Valentin nodded. “Thank you,” he said. “Do you know how it happened?”
“The details are still somewhat unclear, sir. It appears that he was destroyed by Julian Carpenter’s son, in retaliation for the abduction of his mother. That is all that is currently known, sir.”
“One of the Carpenters,” said Valentin. “I confess to being unsurprised. I warned him that his obsession with avenging Ilyana was dangerous, warned him several times. I have never understood why our kind seeks to provoke the likes of Blacklight; they may be mere insects, but even insects can sting you.”
“Exactly as you say, sir,” replied Lamberton.
Valentin nodded, then reached for a second glass and poured a measure of bourbon into both. “Toast my fallen brother with me, Lamberton,” he said, holding one of the glasses out to his servant. “I suppose he deserves that much.”
Lamberton stepped silently forward and accepted the glass.
“Thank you, sir,” he said, then raised himself straight, as if standing to attention, and lifted his glass into the air. “To Alexandru Rusmanov, who lived life exactly as he pleased.”
Valentin laughed. “Perfect,” he said. “To my brother.

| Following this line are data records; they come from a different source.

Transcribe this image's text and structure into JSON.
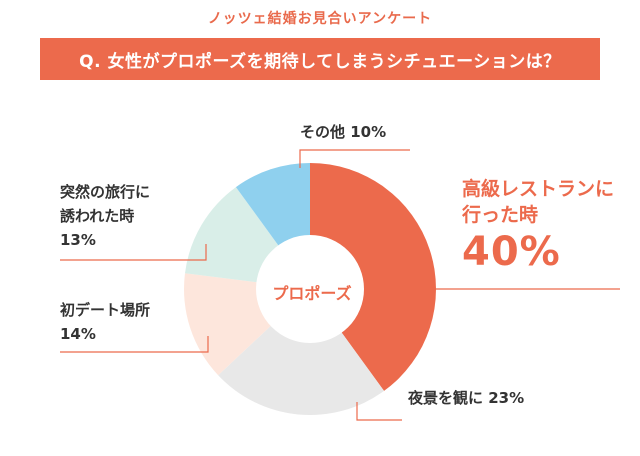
{
  "header": {
    "subtitle": "ノッツェ結婚お見合いアンケート",
    "question": "Q. 女性がプロポーズを期待してしまうシチュエーションは？"
  },
  "chart_data": {
    "type": "pie",
    "donut": true,
    "center_label": "プロポーズ",
    "slices": [
      {
        "label_lines": [
          "高級レストランに",
          "行った時"
        ],
        "value": 40,
        "display": "40%",
        "color": "#ec6a4c"
      },
      {
        "label_lines": [
          "夜景を観に"
        ],
        "value": 23,
        "display": "23%",
        "color": "#e8e8e8"
      },
      {
        "label_lines": [
          "初デート場所"
        ],
        "value": 14,
        "display": "14%",
        "color": "#fde6dc"
      },
      {
        "label_lines": [
          "突然の旅行に",
          "誘われた時"
        ],
        "value": 13,
        "display": "13%",
        "color": "#d9eee8"
      },
      {
        "label_lines": [
          "その他"
        ],
        "value": 10,
        "display": "10%",
        "color": "#8fd0ee"
      }
    ],
    "leader_color": "#ec6a4c"
  }
}
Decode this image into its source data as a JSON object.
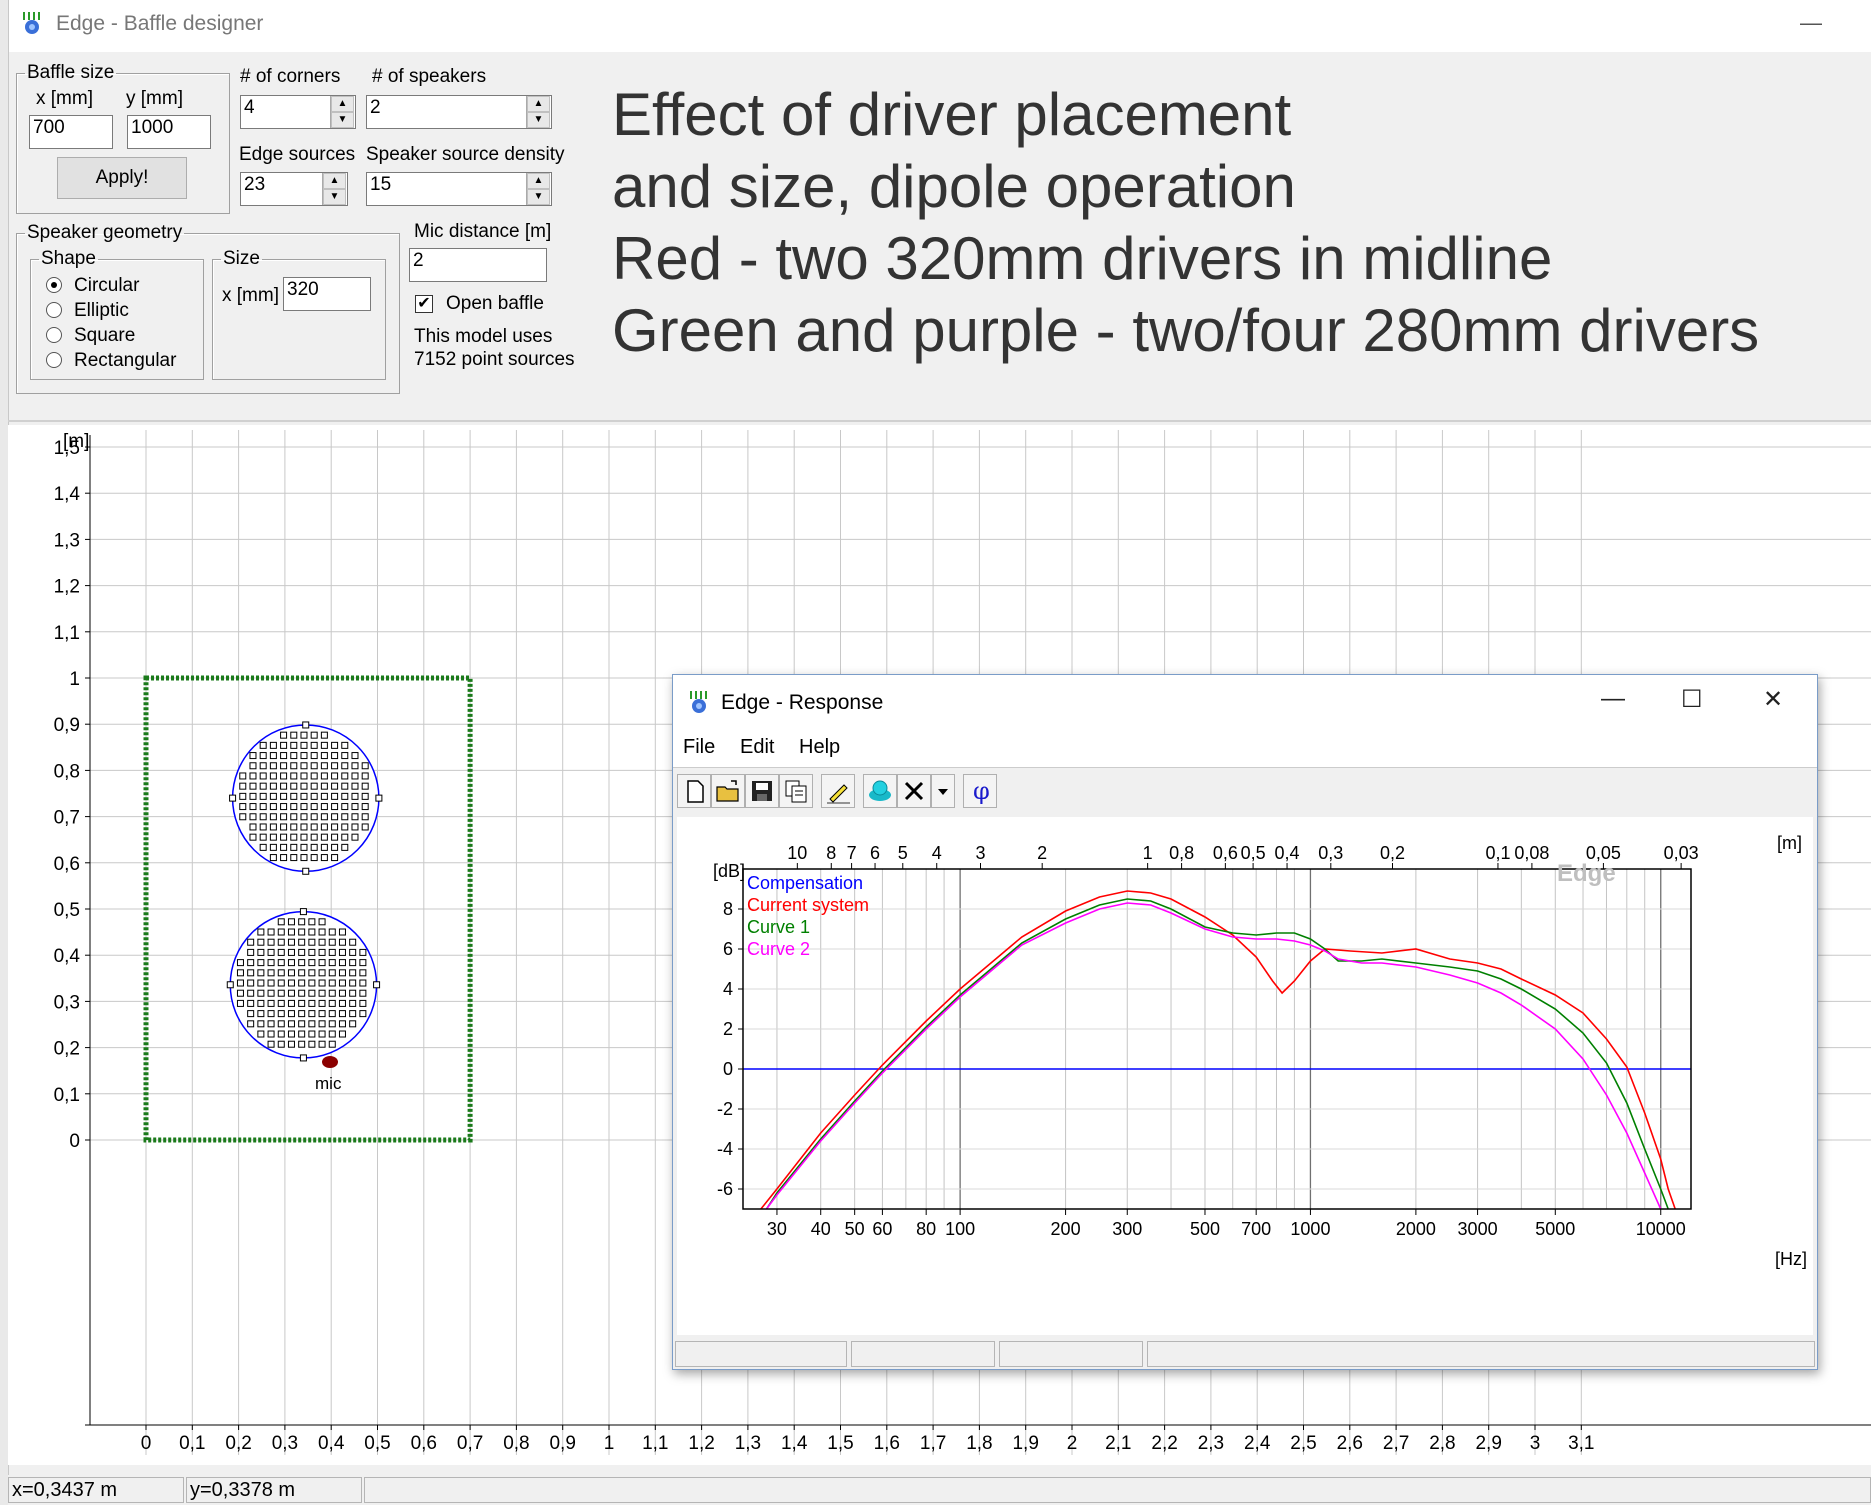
{
  "window": {
    "title": "Edge - Baffle designer",
    "minimize": "—"
  },
  "baffle_size": {
    "legend": "Baffle size",
    "x_label": "x [mm]",
    "y_label": "y [mm]",
    "x_value": "700",
    "y_value": "1000",
    "apply_label": "Apply!"
  },
  "corners": {
    "label": "# of corners",
    "value": "4"
  },
  "speakers": {
    "label": "# of speakers",
    "value": "2"
  },
  "edge_sources": {
    "label": "Edge sources",
    "value": "23"
  },
  "speaker_density": {
    "label": "Speaker source density",
    "value": "15"
  },
  "speaker_geometry": {
    "legend": "Speaker geometry",
    "shape_legend": "Shape",
    "shapes": [
      "Circular",
      "Elliptic",
      "Square",
      "Rectangular"
    ],
    "selected_shape": "Circular",
    "size_legend": "Size",
    "size_x_label": "x [mm]",
    "size_x_value": "320"
  },
  "mic": {
    "label": "Mic distance [m]",
    "value": "2",
    "open_baffle_label": "Open baffle",
    "open_baffle_checked": true,
    "model_text_1": "This model uses",
    "model_text_2": "7152 point sources"
  },
  "annotation": [
    "Effect of driver placement",
    "and size, dipole operation",
    "Red - two 320mm drivers in midline",
    "Green and purple - two/four 280mm drivers"
  ],
  "plot": {
    "y_unit": "[m]",
    "y_ticks": [
      "1,6",
      "1,5",
      "1,4",
      "1,3",
      "1,2",
      "1,1",
      "1",
      "0,9",
      "0,8",
      "0,7",
      "0,6",
      "0,5",
      "0,4",
      "0,3",
      "0,2",
      "0,1",
      "0"
    ],
    "x_ticks": [
      "0",
      "0,1",
      "0,2",
      "0,3",
      "0,4",
      "0,5",
      "0,6",
      "0,7",
      "0,8",
      "0,9",
      "1",
      "1,1",
      "1,2",
      "1,3",
      "1,4",
      "1,5",
      "1,6",
      "1,7",
      "1,8",
      "1,9",
      "2",
      "2,1",
      "2,2",
      "2,3",
      "2,4",
      "2,5",
      "2,6",
      "2,7",
      "2,8",
      "2,9",
      "3",
      "3,1"
    ],
    "mic_label": "mic",
    "baffle_color": "#1a7a1a",
    "speaker_color": "#0000ff",
    "mic_color": "#8b0000"
  },
  "status": {
    "x": "x=0,3437 m",
    "y": "y=0,3378 m"
  },
  "response": {
    "title": "Edge - Response",
    "controls": {
      "minimize": "—",
      "maximize": "☐",
      "close": "✕"
    },
    "menu": [
      "File",
      "Edit",
      "Help"
    ],
    "toolbar_icons": [
      "new-file-icon",
      "open-folder-icon",
      "save-icon",
      "copy-icon",
      "pencil-icon",
      "speaker-icon",
      "delete-icon",
      "dropdown-icon",
      "phase-icon"
    ],
    "phase_symbol": "φ",
    "chart_data": {
      "type": "line",
      "x_scale": "log",
      "xlabel": "[Hz]",
      "ylabel": "[dB]",
      "top_axis_label": "[m]",
      "watermark": "Edge",
      "xlim": [
        24,
        12200
      ],
      "ylim": [
        -7,
        10
      ],
      "x_tick_labels": [
        {
          "v": 30,
          "t": "30"
        },
        {
          "v": 40,
          "t": "40"
        },
        {
          "v": 50,
          "t": "50"
        },
        {
          "v": 60,
          "t": "60"
        },
        {
          "v": 80,
          "t": "80"
        },
        {
          "v": 100,
          "t": "100"
        },
        {
          "v": 200,
          "t": "200"
        },
        {
          "v": 300,
          "t": "300"
        },
        {
          "v": 500,
          "t": "500"
        },
        {
          "v": 700,
          "t": "700"
        },
        {
          "v": 1000,
          "t": "1000"
        },
        {
          "v": 2000,
          "t": "2000"
        },
        {
          "v": 3000,
          "t": "3000"
        },
        {
          "v": 5000,
          "t": "5000"
        },
        {
          "v": 10000,
          "t": "10000"
        }
      ],
      "top_tick_labels": [
        {
          "m": 10,
          "t": "10"
        },
        {
          "m": 8,
          "t": "8"
        },
        {
          "m": 7,
          "t": "7"
        },
        {
          "m": 6,
          "t": "6"
        },
        {
          "m": 5,
          "t": "5"
        },
        {
          "m": 4,
          "t": "4"
        },
        {
          "m": 3,
          "t": "3"
        },
        {
          "m": 2,
          "t": "2"
        },
        {
          "m": 1,
          "t": "1"
        },
        {
          "m": 0.8,
          "t": "0,8"
        },
        {
          "m": 0.6,
          "t": "0,6"
        },
        {
          "m": 0.5,
          "t": "0,5"
        },
        {
          "m": 0.4,
          "t": "0,4"
        },
        {
          "m": 0.3,
          "t": "0,3"
        },
        {
          "m": 0.2,
          "t": "0,2"
        },
        {
          "m": 0.1,
          "t": "0,1"
        },
        {
          "m": 0.08,
          "t": "0,08"
        },
        {
          "m": 0.05,
          "t": "0,05"
        },
        {
          "m": 0.03,
          "t": "0,03"
        }
      ],
      "y_ticks": [
        8,
        6,
        4,
        2,
        0,
        -2,
        -4,
        -6
      ],
      "series": [
        {
          "name": "Compensation",
          "color": "#0000ff",
          "points": [
            [
              24,
              0
            ],
            [
              12200,
              0
            ]
          ]
        },
        {
          "name": "Current system",
          "color": "#ff0000",
          "points": [
            [
              27,
              -7
            ],
            [
              30,
              -6
            ],
            [
              40,
              -3.2
            ],
            [
              50,
              -1.3
            ],
            [
              60,
              0.2
            ],
            [
              80,
              2.4
            ],
            [
              100,
              4
            ],
            [
              150,
              6.6
            ],
            [
              200,
              7.9
            ],
            [
              250,
              8.6
            ],
            [
              300,
              8.9
            ],
            [
              350,
              8.8
            ],
            [
              400,
              8.5
            ],
            [
              500,
              7.6
            ],
            [
              600,
              6.7
            ],
            [
              700,
              5.6
            ],
            [
              780,
              4.4
            ],
            [
              830,
              3.8
            ],
            [
              900,
              4.4
            ],
            [
              1000,
              5.4
            ],
            [
              1100,
              6.0
            ],
            [
              1300,
              5.9
            ],
            [
              1600,
              5.8
            ],
            [
              2000,
              6.0
            ],
            [
              2500,
              5.5
            ],
            [
              3000,
              5.3
            ],
            [
              3500,
              5.0
            ],
            [
              4000,
              4.5
            ],
            [
              5000,
              3.7
            ],
            [
              6000,
              2.8
            ],
            [
              7000,
              1.5
            ],
            [
              8000,
              0.1
            ],
            [
              9000,
              -2.2
            ],
            [
              10000,
              -4.5
            ],
            [
              10500,
              -6
            ],
            [
              11000,
              -7
            ]
          ]
        },
        {
          "name": "Curve 1",
          "color": "#008000",
          "points": [
            [
              28,
              -7
            ],
            [
              30,
              -6.2
            ],
            [
              40,
              -3.5
            ],
            [
              50,
              -1.6
            ],
            [
              60,
              -0.1
            ],
            [
              80,
              2.1
            ],
            [
              100,
              3.7
            ],
            [
              150,
              6.3
            ],
            [
              200,
              7.5
            ],
            [
              250,
              8.2
            ],
            [
              300,
              8.5
            ],
            [
              350,
              8.4
            ],
            [
              400,
              8.0
            ],
            [
              500,
              7.1
            ],
            [
              600,
              6.8
            ],
            [
              700,
              6.7
            ],
            [
              800,
              6.8
            ],
            [
              900,
              6.8
            ],
            [
              1000,
              6.5
            ],
            [
              1100,
              6.0
            ],
            [
              1200,
              5.4
            ],
            [
              1400,
              5.4
            ],
            [
              1600,
              5.5
            ],
            [
              2000,
              5.3
            ],
            [
              2500,
              5.1
            ],
            [
              3000,
              4.9
            ],
            [
              3500,
              4.5
            ],
            [
              4000,
              4.0
            ],
            [
              5000,
              3.0
            ],
            [
              6000,
              1.8
            ],
            [
              7000,
              0.3
            ],
            [
              8000,
              -1.7
            ],
            [
              9000,
              -4.0
            ],
            [
              10000,
              -6.0
            ],
            [
              10500,
              -7
            ]
          ]
        },
        {
          "name": "Curve 2",
          "color": "#ff00ff",
          "points": [
            [
              28,
              -7
            ],
            [
              30,
              -6.3
            ],
            [
              40,
              -3.6
            ],
            [
              50,
              -1.7
            ],
            [
              60,
              -0.2
            ],
            [
              80,
              2.0
            ],
            [
              100,
              3.6
            ],
            [
              150,
              6.2
            ],
            [
              200,
              7.3
            ],
            [
              250,
              8.0
            ],
            [
              300,
              8.3
            ],
            [
              350,
              8.2
            ],
            [
              400,
              7.8
            ],
            [
              500,
              7.0
            ],
            [
              600,
              6.6
            ],
            [
              700,
              6.5
            ],
            [
              800,
              6.5
            ],
            [
              900,
              6.4
            ],
            [
              1000,
              6.2
            ],
            [
              1100,
              5.9
            ],
            [
              1200,
              5.5
            ],
            [
              1400,
              5.3
            ],
            [
              1600,
              5.3
            ],
            [
              2000,
              5.1
            ],
            [
              2500,
              4.7
            ],
            [
              3000,
              4.3
            ],
            [
              3500,
              3.8
            ],
            [
              4000,
              3.2
            ],
            [
              5000,
              2.0
            ],
            [
              6000,
              0.5
            ],
            [
              7000,
              -1.3
            ],
            [
              8000,
              -3.2
            ],
            [
              9000,
              -5.2
            ],
            [
              10000,
              -7
            ]
          ]
        }
      ]
    }
  }
}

Noroc.”
“Noroc,” repeated Lamberton, and the two vampires drained their glasses.
Sitting in the back of the van, with the laughable ultraviolet wall separating him from the three young members of Department 19, Valentin found himself full of an emotion he had not been expect
ing.
For all their differences, Alexandru had still been Valentin’s brother; the blood that coursed in their veins had been the same. This was why he had sought out Jamie Carpenter, why he had decided to make his offer to him rather than to Henry Seward, who was widely known to be the current Director of Blacklight; because he had needed to see the boy who had destroyed his brother face to face. Now, sitting merely metres away from him, what he felt as he looked at Jamie was not anger, or grief, or the desire for revenge; what he felt was nothing short of admiration.

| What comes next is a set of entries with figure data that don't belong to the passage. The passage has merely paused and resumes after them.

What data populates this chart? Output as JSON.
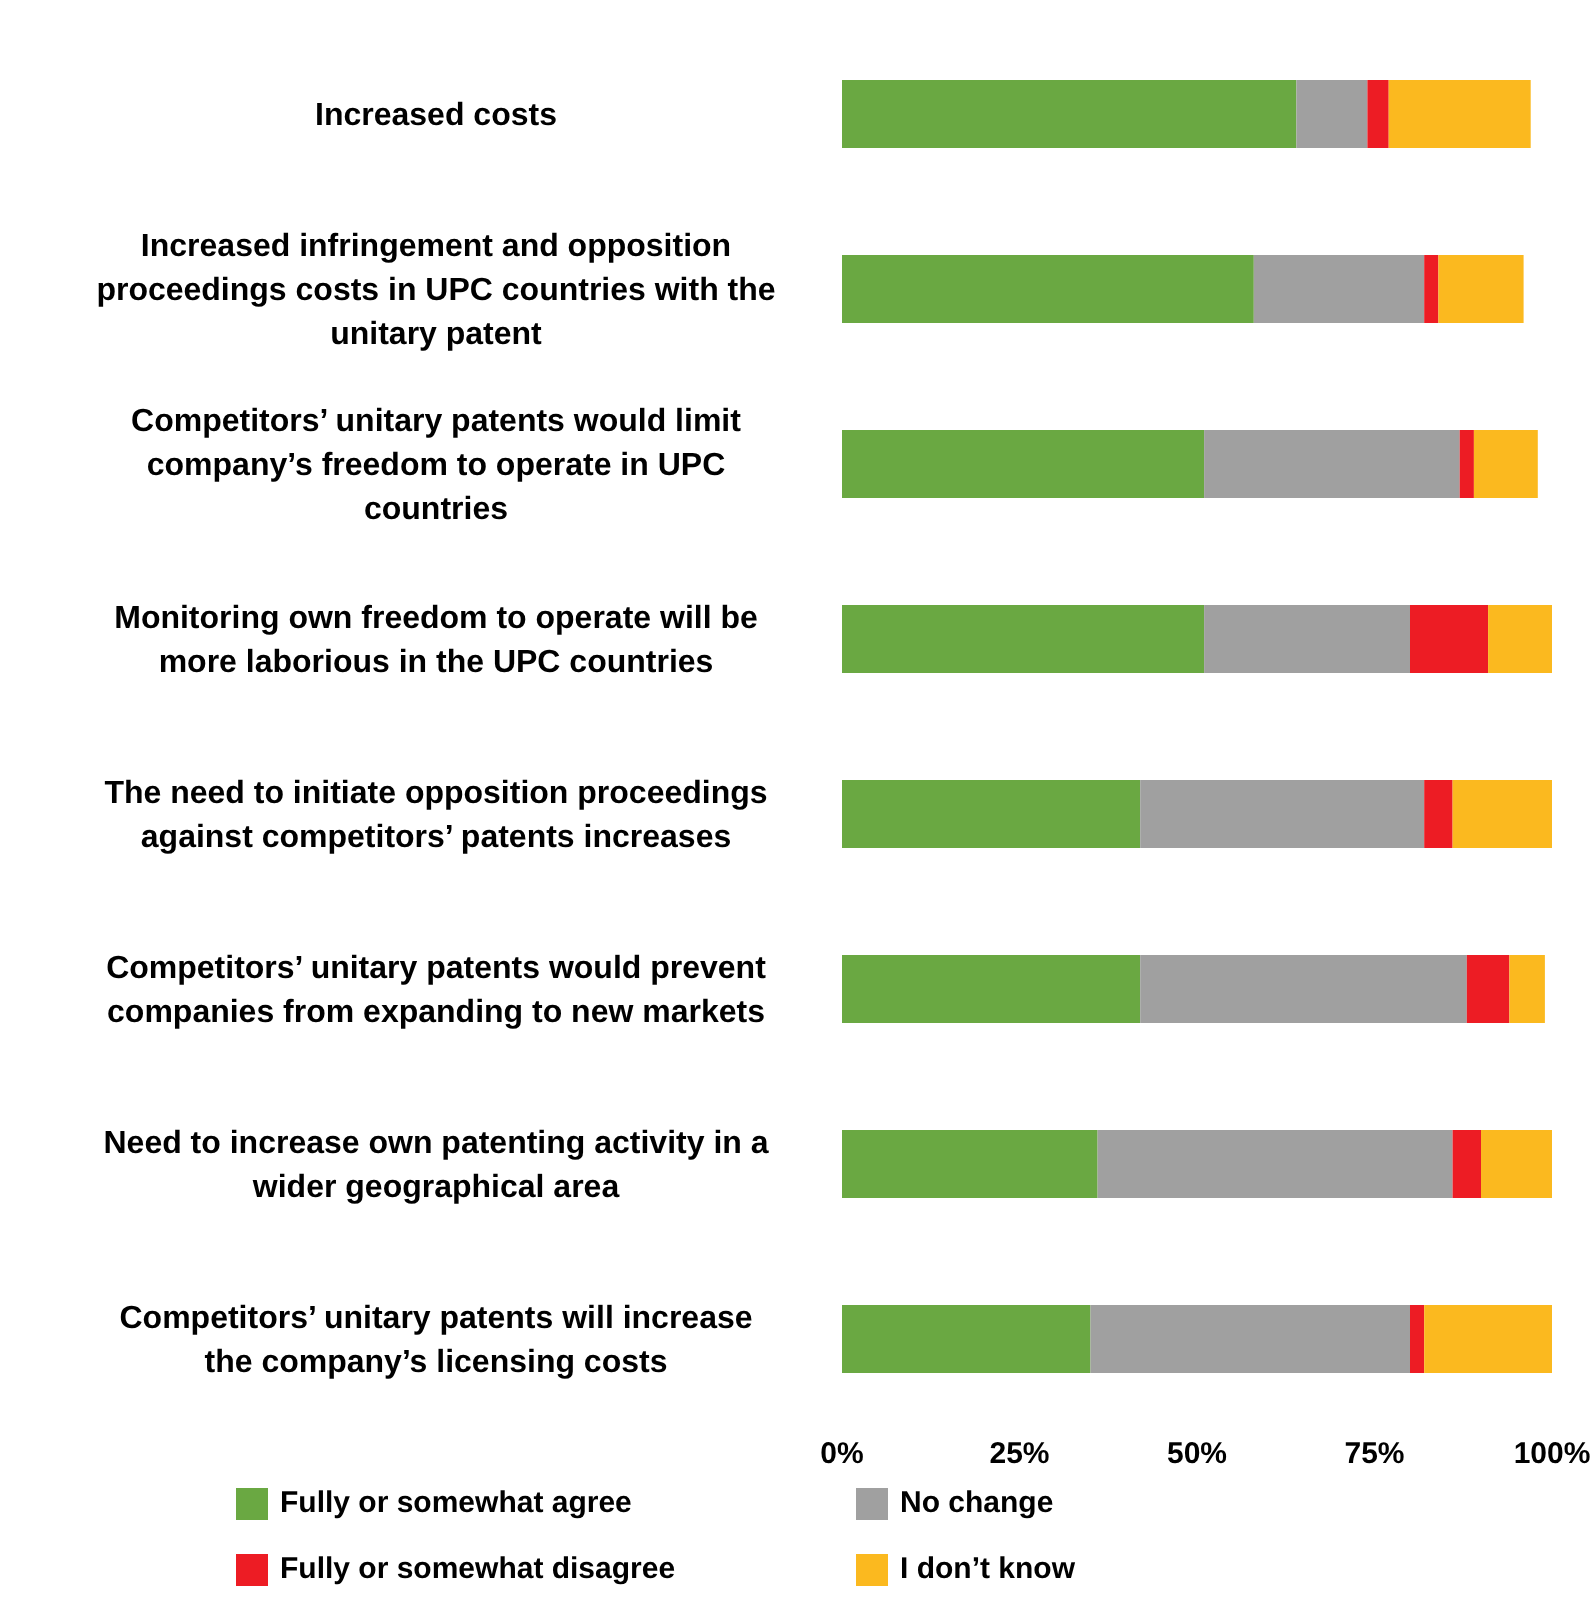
{
  "chart_data": {
    "type": "bar",
    "orientation": "horizontal",
    "stacked": true,
    "legend": "bottom",
    "grid": false,
    "categories": [
      "Increased costs",
      "Increased infringement and opposition proceedings costs in UPC countries with the unitary patent",
      "Competitors’ unitary patents would limit company’s freedom to operate in UPC countries",
      "Monitoring own freedom to operate will be more laborious in the UPC countries",
      "The need to initiate opposition proceedings against competitors’ patents increases",
      "Competitors’ unitary patents would prevent companies from expanding to new markets",
      "Need to increase own patenting activity in a wider geographical area",
      "Competitors’ unitary patents will increase the company’s licensing costs"
    ],
    "series": [
      {
        "name": "Fully or somewhat agree",
        "color": "#6aa842",
        "values": [
          64,
          58,
          51,
          51,
          42,
          42,
          36,
          35
        ]
      },
      {
        "name": "No change",
        "color": "#a0a0a0",
        "values": [
          10,
          24,
          36,
          29,
          40,
          46,
          50,
          45
        ]
      },
      {
        "name": "Fully or somewhat disagree",
        "color": "#ed1c24",
        "values": [
          3,
          2,
          2,
          11,
          4,
          6,
          4,
          2
        ]
      },
      {
        "name": "I don’t know",
        "color": "#fbb91f",
        "values": [
          20,
          12,
          9,
          9,
          14,
          5,
          10,
          18
        ]
      }
    ],
    "xlim": [
      0,
      100
    ],
    "xticks": [
      {
        "value": 0,
        "label": "0%"
      },
      {
        "value": 25,
        "label": "25%"
      },
      {
        "value": 50,
        "label": "50%"
      },
      {
        "value": 75,
        "label": "75%"
      },
      {
        "value": 100,
        "label": "100%"
      }
    ]
  }
}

The bravery it must have taken for this boy to stand face to face with my brother and not falter, I simply can’t imagine. I would have thought twice about it, had the situation ever arisen.
It was not merely that Alexandru had been old, or powerful, although he had been both in enormous measure; it was the rampaging flame of madness that burned at the heart of the middle Rusmanov brother which had always made Valentin uneasy.
As a man, it had been there, buried deep beneath a mostly convincing veil of humanity, appearing rarely and always apparently at random. As a vampire, it had been given free rein, and it had consumed Alexandru from within, until it was all that remained. His sadism, his unpredictability, his absolute lack of interest in the preservation of any life, including his own, had made him less a vampire than a force of nature; he moved through the world like a hurricane, dispensing death and pain and misery wherever he touched down, leaving nothing but devastation behind him.
Valentin, who considered such indiscriminate carnage to be both reckless and vulgar, had ceased to have anything to do with him several decades earlier. They had last spoken in the aftermath of Ilyana’s death in Hungary, when grief had temporarily overwhelmed madness, and the man Alexandru had once been had resurfaced, if only for a few short days, days in which the middle Rusmanov brother had spoken exclusively of his desire for revenge on Julian Carpenter and his family.